The “sharks” in this example are the white collar workers and the “remora” are the plumbers, carpenters, electricians that feed off of the crumbs.
Silicon Valley average salary is like $300k, how many people feed off that one person? Restaurants, trades people, retail shops? Who will they feed off of when that guy loses his job to AI? Is AI going to stop by a coffee shop or build a new deck out back?
Middle managers jobs are going away also.
As someone in the industry, I’ll echo Woodsie below and say that it’s not really AI that’s able to do most of these jobs to the point of replacing them. It’s Indians.
This is a full blown offshoring crisis that’s only going to further drive ugly xenophobia in America as well as likely ratcheting up the feeling that corporations are out to gut America. If you ask me MAGA was a reflection of this fear, but now that it has failed you’ll see it reflected in a wave of leftist politicians who will promise ripped off young voters that they’ll punish this behavior.

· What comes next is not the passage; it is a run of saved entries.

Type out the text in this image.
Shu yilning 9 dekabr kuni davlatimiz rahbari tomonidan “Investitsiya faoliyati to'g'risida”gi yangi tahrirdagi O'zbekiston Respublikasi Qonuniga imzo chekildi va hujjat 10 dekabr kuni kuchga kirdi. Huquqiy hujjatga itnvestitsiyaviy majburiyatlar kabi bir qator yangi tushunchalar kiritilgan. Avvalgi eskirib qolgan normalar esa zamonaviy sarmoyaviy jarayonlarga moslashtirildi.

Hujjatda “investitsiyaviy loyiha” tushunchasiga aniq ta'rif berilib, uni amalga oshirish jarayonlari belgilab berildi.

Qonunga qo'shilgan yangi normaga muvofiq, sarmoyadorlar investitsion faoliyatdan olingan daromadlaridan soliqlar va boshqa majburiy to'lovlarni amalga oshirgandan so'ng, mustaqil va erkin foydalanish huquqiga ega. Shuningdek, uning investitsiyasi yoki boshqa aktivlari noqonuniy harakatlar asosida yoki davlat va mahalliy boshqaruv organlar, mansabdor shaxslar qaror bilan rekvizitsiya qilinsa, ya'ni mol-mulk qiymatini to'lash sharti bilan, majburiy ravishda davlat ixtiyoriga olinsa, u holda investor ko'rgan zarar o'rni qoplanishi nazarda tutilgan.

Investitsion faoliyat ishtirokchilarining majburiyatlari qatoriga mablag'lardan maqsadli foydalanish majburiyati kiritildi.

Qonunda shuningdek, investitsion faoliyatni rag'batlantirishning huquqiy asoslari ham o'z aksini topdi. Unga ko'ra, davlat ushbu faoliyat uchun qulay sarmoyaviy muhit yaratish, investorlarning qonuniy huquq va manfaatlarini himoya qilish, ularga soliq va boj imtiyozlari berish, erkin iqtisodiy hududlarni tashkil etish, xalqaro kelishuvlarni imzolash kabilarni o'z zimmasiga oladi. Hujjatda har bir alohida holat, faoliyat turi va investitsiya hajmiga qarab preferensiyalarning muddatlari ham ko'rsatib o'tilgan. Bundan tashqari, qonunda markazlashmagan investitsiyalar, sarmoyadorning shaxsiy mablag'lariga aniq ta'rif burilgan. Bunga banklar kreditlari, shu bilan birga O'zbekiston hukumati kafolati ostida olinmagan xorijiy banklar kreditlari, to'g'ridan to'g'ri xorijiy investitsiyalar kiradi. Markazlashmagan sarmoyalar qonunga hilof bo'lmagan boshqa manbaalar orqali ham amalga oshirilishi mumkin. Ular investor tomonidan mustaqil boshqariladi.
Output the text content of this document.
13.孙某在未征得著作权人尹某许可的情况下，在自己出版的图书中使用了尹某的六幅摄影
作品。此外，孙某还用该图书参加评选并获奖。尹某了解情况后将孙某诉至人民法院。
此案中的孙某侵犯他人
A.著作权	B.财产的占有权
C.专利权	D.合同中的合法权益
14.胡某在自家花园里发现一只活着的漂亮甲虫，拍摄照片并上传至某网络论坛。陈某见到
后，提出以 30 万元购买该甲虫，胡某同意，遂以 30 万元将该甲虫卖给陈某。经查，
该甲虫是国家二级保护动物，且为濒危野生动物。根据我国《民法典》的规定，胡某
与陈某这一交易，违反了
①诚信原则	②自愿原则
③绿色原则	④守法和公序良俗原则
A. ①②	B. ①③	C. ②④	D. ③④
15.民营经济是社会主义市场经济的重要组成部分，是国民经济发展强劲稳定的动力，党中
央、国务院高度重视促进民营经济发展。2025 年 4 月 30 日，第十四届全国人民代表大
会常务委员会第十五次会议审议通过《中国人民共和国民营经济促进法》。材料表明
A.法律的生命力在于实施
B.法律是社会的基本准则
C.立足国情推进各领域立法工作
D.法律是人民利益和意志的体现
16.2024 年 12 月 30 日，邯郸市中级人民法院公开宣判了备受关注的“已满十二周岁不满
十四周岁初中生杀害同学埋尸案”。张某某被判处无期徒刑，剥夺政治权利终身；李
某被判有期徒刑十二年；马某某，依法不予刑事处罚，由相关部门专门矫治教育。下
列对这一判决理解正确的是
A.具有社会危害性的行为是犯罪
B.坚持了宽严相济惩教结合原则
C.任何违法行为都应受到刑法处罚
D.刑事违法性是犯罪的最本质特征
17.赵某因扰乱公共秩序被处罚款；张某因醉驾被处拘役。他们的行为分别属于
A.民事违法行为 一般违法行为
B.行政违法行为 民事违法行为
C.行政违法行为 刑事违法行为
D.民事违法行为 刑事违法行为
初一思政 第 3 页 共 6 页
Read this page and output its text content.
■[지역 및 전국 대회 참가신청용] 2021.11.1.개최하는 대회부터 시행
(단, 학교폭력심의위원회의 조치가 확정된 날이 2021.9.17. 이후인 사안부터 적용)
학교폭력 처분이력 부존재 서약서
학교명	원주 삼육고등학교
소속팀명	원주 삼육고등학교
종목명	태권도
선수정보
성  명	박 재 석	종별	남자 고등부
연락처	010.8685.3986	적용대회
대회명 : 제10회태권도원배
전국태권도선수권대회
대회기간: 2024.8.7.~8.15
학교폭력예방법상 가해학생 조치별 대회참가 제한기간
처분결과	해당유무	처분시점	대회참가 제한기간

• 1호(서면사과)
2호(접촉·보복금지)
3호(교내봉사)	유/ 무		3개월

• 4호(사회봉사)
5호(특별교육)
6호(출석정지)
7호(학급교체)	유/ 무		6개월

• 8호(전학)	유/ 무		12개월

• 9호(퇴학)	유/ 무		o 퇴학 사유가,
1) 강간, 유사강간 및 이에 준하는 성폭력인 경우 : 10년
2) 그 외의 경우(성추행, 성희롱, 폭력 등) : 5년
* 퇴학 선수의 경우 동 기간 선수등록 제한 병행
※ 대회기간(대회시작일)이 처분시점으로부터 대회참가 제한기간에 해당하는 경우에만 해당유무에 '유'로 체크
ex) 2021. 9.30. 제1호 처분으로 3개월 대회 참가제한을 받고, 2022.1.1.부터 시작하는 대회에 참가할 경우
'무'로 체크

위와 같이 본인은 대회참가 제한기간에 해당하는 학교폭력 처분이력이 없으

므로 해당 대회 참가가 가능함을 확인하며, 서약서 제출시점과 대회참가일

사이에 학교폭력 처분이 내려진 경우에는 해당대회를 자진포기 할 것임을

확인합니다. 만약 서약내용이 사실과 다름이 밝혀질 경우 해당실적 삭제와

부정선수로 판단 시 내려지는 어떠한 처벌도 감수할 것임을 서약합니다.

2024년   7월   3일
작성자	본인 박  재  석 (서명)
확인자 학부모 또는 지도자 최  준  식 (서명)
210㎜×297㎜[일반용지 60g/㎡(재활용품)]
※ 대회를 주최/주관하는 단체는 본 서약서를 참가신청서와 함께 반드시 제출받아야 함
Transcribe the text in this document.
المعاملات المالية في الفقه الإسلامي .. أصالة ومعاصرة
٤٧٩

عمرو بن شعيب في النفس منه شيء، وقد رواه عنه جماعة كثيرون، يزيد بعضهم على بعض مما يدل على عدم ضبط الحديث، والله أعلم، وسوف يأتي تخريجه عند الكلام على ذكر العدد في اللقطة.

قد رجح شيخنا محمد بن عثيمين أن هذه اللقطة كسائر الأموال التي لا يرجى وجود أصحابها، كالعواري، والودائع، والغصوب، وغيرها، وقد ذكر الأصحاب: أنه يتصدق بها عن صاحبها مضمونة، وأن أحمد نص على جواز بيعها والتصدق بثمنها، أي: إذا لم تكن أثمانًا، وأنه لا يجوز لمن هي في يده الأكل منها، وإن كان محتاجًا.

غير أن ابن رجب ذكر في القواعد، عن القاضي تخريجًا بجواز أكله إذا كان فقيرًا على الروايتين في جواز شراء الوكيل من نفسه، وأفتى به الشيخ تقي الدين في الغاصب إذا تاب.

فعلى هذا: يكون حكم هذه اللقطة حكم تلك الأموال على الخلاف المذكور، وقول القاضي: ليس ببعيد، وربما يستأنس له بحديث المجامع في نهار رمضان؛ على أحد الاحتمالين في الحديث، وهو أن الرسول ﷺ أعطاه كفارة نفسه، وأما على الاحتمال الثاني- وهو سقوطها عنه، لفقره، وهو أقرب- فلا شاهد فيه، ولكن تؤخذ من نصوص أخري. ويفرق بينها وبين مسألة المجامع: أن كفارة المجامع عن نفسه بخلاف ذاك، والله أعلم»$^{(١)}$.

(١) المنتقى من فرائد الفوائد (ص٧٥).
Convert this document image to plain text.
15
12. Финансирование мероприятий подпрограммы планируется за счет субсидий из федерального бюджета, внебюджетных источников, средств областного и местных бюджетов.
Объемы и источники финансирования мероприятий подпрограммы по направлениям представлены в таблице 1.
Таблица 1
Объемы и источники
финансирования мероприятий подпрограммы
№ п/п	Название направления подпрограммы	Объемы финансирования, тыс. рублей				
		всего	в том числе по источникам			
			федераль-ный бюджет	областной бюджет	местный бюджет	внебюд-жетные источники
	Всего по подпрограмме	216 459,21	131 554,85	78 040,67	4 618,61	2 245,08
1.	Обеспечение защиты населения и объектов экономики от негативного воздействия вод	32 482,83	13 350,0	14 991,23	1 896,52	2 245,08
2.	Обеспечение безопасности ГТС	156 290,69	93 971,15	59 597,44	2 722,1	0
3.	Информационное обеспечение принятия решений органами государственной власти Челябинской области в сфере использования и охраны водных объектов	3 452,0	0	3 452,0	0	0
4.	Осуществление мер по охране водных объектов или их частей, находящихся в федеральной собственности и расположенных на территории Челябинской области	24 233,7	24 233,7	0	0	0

The kids need to wake up first… and that’s not very probable. They haven’t for generations.
Except the kids have woken up, it was obstinate baby boomers who put Trump in charge to stop them and those boomers will now enjoy having their benefits cut as payment for their wisdom. I hope it was worth it to round up the brown people the economy was relying on.
That’s the problem with kids, they don’t have the experience to know when something isn’t the way it used to be and that these things are actually a political choice. By the time they figure it out, it’s too late.
COVID basically showed companies that half their office staff didn’t need to be in an office at all. After that revelation, outsourcing those roles became an obvious cost‑cutting move.
This. The internet company ‘Pinterest’ was supposed to be the primary tenant in a new skyscraper in San Francisco leasing over 400,000 sq ft. Then Covid hit and the company found out that work could be performed just as well from home. They decided to cancel their multi-year in the new building. The cancellation cost them over $80M dollars. OUCH!
I’m always tickled when people think companies discovered outsourcing during Covid.
Outsourcing has been going on for 3+ decades now.
“… has considered training to become an electrician, which he considers more AI-proof. ”
Of course, that assumes that people have other jobs where they can earn the money they can pay the electrician for his work.
Well, there’s currently good work wiring data centers. /s
I noticed that the article seems to focus alot on jobs being outsourced to India. Outsourcing to India are the biggest drivers of the job losses in the referenced areas not AI. At least that’s been my anecdotal experience.
They’re doing the needful for us.
Just use the correct prompt and create your own perfect AI job: work from home, 4 hrs/ day 4 days/week, $300K + car + expenses to start.
I queried ChatGPT and it said this was the best job plan ever, and I am brilliant.
I have no idea what these people are whining about, this issue is so trivial, I solved it in 1 minute. No wonder they are unemployed.